The Polya-Szego principle in the fractional setting: a glimpse on nonlocal functional inequalities
Alessandro Carbotti
TL;DR
The work addresses how the Polya–Szegő rearrangement principle extends to nonlocal, fractional settings to yield sharp geometric and functional inequalities. It develops a fractional Polya–Szegő framework in $W^{s,p}(\mathbb{R}^N)$, uses heat-kernel and extension representations, and derives strong results including fractional Sobolev and isoperimetric inequalities, Faber–Krahn-type bounds, and Talenti-type comparisons. It further explores stability (quantitative) forms, and generalizations to anisotropic and Gaussian contexts via Steiner/Ehrhard symmetrizations and related energies.
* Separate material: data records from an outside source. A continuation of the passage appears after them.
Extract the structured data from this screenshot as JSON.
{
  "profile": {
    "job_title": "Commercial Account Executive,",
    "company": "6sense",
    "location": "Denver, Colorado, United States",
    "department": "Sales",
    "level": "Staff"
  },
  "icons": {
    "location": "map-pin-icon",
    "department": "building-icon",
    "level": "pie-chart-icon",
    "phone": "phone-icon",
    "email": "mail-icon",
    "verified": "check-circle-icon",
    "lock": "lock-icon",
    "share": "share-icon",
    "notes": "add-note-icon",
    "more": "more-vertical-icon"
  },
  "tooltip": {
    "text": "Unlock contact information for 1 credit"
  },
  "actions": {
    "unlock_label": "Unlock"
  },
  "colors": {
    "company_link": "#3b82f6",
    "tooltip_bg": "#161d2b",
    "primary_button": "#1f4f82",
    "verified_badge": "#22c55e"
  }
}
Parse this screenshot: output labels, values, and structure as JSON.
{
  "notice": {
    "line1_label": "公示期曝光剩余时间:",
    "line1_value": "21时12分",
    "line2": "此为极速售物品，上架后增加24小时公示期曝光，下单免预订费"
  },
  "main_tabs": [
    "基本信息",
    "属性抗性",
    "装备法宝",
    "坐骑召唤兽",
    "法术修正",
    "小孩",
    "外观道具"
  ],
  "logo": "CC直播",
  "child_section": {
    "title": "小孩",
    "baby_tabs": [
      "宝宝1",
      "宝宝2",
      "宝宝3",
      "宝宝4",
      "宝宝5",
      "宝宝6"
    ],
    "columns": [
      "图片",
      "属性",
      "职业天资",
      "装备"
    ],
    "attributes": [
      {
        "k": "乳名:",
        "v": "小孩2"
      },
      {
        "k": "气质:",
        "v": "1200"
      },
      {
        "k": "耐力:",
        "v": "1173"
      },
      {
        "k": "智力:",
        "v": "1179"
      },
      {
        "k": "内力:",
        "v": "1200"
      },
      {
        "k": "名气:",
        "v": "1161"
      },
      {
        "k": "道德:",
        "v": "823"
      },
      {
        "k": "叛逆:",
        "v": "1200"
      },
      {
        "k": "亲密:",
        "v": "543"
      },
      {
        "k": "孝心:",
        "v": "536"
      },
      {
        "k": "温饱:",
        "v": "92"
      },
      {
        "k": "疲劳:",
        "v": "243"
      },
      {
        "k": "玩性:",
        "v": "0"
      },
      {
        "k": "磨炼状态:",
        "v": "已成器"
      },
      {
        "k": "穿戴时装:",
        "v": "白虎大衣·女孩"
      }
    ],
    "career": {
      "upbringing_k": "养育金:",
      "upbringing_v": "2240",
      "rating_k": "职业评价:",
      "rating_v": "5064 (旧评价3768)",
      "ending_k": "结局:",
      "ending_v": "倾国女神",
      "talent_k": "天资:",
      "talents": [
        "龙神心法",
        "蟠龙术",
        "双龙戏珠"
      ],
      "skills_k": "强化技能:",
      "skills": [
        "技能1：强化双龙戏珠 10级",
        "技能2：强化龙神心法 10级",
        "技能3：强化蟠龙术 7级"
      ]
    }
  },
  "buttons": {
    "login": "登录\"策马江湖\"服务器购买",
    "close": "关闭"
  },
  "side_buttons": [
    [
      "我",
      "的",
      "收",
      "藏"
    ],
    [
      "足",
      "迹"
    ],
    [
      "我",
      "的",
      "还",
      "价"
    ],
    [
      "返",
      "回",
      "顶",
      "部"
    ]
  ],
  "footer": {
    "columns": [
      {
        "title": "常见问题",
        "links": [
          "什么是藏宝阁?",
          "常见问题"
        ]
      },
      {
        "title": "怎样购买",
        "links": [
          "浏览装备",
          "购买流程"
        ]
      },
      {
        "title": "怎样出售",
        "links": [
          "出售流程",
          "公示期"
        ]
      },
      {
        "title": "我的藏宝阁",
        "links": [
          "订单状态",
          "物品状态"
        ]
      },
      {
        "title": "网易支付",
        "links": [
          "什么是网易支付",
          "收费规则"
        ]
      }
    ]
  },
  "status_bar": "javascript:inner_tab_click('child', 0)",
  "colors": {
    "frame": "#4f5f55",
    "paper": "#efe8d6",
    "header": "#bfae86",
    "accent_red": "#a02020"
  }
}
These findings enrich nonlocal PDE analysis, spectral theory, and geometric measure theory by providing robust tools for extremal problems, with potential applications in probability, physics, and image processing.
Abstract
In this survey we present the fractional Polya Szego principle and its main consequences in the study of nonlocal functional inequalities. In particular, we show how symmetrization methods work also in the fractional setting and yield sharp results such as isoperimetric type inequalities. Further developments including stability issues and generalizations in the anisotropic and the Gaussian setting are also discussed.